Tsitsipas married the tennis player Julia Salnikova in 1991 after meeting her while working as a line judge at a Women's Tennis Association (WTA) tournament in Athens. He traveled with her on tour, then studied tennis coaching in Vienna and Berlin for several years, before moving back to Athens to work as a tennis instructor. He and Julia trained Stefanos, their first child, from the age of three. As Stefanos began to find success as a junior, Tsitsipas left a high school teaching position to travel with his son full-time from age 11 or 12. He played occasionally on the ITF Seniors Tour from 2003 to 2010, achieving a peak ranking of No. 310 in 2006. He served as the captain of the Greek contingent at the ATP Cup (2020–2022).

Tsitsipas has been Stefanos's primary coach on and off throughout the 2020s. He has often made his presence felt during matches. Before the ATP trialled coaching during matches in mid-2022, he often incurred Stefanos code violations by offering advice—reportedly against his son's wishes—aloud from the player's box. In the 2022 Australian Open semifinals, Tsitsipas's coaching spurred Daniil Medvedev to exclaim to the umpire, "His father can talk every point?", and prompted officials to place Greek umpire Eva Asderaki-Moore near the player's box to overhear his chatter, leading to a fine. Tennis commentator Jim Courier suggested after a Stefanos Tsitsipas loss in November 2022 that his father's coaching style during matches "[is] hurting him more than it's helping".

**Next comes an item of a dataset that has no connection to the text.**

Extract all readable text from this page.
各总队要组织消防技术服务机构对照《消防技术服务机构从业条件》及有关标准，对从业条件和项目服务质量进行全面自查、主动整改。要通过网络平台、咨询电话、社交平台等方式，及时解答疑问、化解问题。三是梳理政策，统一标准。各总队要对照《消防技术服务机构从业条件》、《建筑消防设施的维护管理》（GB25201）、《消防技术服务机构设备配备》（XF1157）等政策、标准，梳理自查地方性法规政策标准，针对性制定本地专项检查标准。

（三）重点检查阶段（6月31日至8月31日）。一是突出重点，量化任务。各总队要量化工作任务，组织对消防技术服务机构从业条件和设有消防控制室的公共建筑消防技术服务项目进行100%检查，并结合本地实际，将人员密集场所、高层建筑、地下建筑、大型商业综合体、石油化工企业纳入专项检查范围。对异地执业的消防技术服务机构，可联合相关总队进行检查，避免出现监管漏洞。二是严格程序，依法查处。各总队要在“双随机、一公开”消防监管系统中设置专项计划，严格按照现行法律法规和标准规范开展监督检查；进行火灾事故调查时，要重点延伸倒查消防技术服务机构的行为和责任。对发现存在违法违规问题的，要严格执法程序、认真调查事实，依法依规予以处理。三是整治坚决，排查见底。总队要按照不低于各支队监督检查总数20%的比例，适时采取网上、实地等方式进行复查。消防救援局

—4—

On June 28, 2026, a day before the opening day at the 2026 Wimbledon Championships, Stefanos removed Apostolos from his coaching team, citing a desire to do 'something different'.

==Personal life==

Tsitsipas married the tennis player Julia Salnikova in 1991. All four children of Tsitsipas and Salnikova have played competitive tennis: Stefanos (born 1998), Petros (born 2000), Pavlos (born 2005), and Elisavet (born 2008).